Young Africans are now aware of their power, their ability to appropriate their destiny to themselves. They have no more inferiority complexes with their fellow men from other continents. However, something is still wrong and unfinished yet. Africa still dictates policies that go against its interest. It accepts non-suitable policies that usually go against its interest. It accepts non-adapted norms, as if the African hope does not deserve that we invent all together, our own continental story with its own emancipated literature. Three examples should challenge us as Africans to ask ourselves about our real ambition level to truly get rid of foreign influences. These examples reflect the challenges facing the continent: huge, essential and, above all, surmountable
With African countries that are among the most competitive nations in the world, Africans continue to suffer from the ethnocentrism of almost all the multinationals in this sector. Which of us did not have to buy a jacket and pants of different sizes for the simple reason that the stylist considered that his/her future client would have flat buttocks? Which of us did not wonder why a sister should inflict dangerous regimes in order to be able to wear a 34-size jeans or try unpleasant hair smoothing in order to correspond to western dictates with a strong colonialist charge?
Second case. Do you remember the first Kyoto agreement’s negotiations? Or those of Paris? Almost all western countries responsible for the period of 1850-2011, according to the World Resource Institute ( WRI), of 27 per cent of cumulative CO2 emission (for the USA, 25 per cent for the European Union and 11 per cent for China) require us African countries to commit to drastic levels of decline of gas emissions that would inevitably penalise our economic and social development, whereas the established responsibility in the global warming of our economies is marginal. Our young people lack everything—access to quality education and care, jobs, stability that gives them dignity— and while our economies remain fragile and completely vulnerable and dependent, there are those who want us to pay for them, to be treated without distinction of responsibilities, as if the African citizen was more responsible of the climate disaster than his European, Japanese or American counterpart. This is historical nonsense, a timeless injustice that reflects an uninhibited domination and thus assigns Africa and Africans to a fifth wheel of the carriage that we only solicit when we wish.
The third and last example of this African feverishness towards foreign domination: agriculture. The collective trauma of famine is omnipresent in African minds, and considering that millions of Africans still suffer from malnutrition, even starvation, security must be at the top of our leaders’ agenda at their meetings in Addis Ababa. However, some continue to import a foreign normative literature that ignores completely, the African context and penalises the emergence of a green revolution that would guarantee security for the whole continent. Fertilizer use per hectare in Africa is 14kg per hectare compared to 140 on average for the rest of the world, and about 60 million African children suffer from malnutrition. Security and food sovereignty remain wishful thinking. The west has been living for decades in abundance, overproduction and waste.
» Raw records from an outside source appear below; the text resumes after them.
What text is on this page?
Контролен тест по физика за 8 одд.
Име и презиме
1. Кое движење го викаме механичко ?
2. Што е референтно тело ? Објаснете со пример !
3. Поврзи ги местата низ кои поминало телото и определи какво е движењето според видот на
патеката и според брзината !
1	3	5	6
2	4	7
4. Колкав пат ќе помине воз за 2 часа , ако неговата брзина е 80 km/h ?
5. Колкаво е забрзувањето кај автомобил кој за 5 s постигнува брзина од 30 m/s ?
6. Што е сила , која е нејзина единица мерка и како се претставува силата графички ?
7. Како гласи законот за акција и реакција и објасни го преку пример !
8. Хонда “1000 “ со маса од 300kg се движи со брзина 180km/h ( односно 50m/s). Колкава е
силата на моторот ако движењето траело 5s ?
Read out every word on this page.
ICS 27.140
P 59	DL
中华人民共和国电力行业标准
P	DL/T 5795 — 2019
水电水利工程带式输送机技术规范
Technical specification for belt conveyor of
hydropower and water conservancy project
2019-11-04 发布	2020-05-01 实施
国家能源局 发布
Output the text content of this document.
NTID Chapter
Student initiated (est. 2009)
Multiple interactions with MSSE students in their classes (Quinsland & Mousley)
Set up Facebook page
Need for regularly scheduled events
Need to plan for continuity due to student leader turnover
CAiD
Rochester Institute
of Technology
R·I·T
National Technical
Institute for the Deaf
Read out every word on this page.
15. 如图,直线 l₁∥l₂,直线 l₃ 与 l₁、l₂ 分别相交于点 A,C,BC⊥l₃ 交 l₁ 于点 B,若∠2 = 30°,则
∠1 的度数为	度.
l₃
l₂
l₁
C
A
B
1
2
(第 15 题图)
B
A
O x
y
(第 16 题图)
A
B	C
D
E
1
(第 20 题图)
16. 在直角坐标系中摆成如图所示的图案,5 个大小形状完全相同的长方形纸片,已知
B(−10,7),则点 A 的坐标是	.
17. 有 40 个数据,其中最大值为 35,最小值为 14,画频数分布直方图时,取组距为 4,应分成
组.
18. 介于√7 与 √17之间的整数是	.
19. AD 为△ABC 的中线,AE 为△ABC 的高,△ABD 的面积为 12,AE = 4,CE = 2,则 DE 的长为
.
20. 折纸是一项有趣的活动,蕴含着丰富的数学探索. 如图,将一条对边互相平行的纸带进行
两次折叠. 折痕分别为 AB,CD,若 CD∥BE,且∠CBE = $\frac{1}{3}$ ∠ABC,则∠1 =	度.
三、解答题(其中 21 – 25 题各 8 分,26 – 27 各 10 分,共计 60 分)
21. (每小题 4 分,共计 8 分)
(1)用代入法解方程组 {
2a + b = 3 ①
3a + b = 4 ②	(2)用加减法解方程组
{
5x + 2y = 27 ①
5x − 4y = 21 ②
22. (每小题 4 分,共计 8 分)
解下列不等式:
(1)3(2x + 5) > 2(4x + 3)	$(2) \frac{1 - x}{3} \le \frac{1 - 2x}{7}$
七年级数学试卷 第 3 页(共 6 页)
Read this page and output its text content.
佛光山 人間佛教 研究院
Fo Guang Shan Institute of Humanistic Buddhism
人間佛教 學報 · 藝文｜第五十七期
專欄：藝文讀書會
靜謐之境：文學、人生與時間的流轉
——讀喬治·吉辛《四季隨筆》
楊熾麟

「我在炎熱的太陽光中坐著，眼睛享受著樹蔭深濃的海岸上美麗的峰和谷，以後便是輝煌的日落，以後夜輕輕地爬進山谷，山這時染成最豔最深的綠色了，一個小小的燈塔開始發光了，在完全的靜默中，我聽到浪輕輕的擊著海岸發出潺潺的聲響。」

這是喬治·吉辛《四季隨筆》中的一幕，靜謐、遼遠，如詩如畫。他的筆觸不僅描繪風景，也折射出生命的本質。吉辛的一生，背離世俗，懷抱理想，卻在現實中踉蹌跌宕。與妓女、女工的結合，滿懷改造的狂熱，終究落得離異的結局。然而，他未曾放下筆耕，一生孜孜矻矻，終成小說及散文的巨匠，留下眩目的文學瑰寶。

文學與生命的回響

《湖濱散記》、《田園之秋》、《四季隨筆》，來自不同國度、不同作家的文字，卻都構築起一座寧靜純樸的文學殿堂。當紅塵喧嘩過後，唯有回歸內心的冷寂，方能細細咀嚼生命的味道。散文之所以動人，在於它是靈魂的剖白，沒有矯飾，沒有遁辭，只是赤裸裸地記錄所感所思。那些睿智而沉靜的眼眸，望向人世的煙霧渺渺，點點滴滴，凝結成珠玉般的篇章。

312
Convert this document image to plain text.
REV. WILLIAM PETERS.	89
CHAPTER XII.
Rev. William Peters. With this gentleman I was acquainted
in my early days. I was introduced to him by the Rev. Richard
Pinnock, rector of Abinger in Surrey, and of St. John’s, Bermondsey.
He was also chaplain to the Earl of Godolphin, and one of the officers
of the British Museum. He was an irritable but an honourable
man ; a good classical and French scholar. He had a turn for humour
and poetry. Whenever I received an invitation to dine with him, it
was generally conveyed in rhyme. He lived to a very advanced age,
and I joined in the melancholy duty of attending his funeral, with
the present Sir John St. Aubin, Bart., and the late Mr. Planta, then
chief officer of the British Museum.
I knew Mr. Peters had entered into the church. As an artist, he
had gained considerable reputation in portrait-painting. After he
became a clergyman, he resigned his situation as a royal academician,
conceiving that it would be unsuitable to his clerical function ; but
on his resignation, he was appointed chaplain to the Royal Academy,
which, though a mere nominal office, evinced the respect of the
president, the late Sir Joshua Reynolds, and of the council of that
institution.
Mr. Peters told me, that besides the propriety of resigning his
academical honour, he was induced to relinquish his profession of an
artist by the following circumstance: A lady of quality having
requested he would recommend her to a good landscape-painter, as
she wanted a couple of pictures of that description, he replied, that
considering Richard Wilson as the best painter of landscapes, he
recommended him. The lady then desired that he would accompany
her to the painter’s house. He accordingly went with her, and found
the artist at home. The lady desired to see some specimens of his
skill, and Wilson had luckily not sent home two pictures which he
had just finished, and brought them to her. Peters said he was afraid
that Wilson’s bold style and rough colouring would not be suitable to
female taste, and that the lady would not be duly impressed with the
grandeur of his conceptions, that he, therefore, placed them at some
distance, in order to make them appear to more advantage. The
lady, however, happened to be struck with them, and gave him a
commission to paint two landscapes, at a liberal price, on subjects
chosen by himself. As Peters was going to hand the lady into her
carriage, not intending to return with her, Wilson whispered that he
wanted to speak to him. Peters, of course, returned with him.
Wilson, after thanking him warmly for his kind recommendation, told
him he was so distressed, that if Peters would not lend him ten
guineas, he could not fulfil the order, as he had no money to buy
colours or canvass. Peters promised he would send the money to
Africa fights on a daily basis to be able to feed millions of hungry people. Africans should pay more attention to the objectives designed to introduce technical barriers in favour of foreign economic actors who wish to perpetuate their return and penalize their incomes— and penalize actors that are committed to the continent. We must act urgently by collaborating with pan-African champions in order to achieve Africa’s objectives, a special and important moment of the African construction. There is a need to enhance agricultural production in Africa by facilitating access to fertilizer for farmers. Also, we should be smart while having western debates: the part that would help us to achieve our goals of emancipation and sovereignty and not only mimic bourgeois quarrels that would definitely delay the African burst.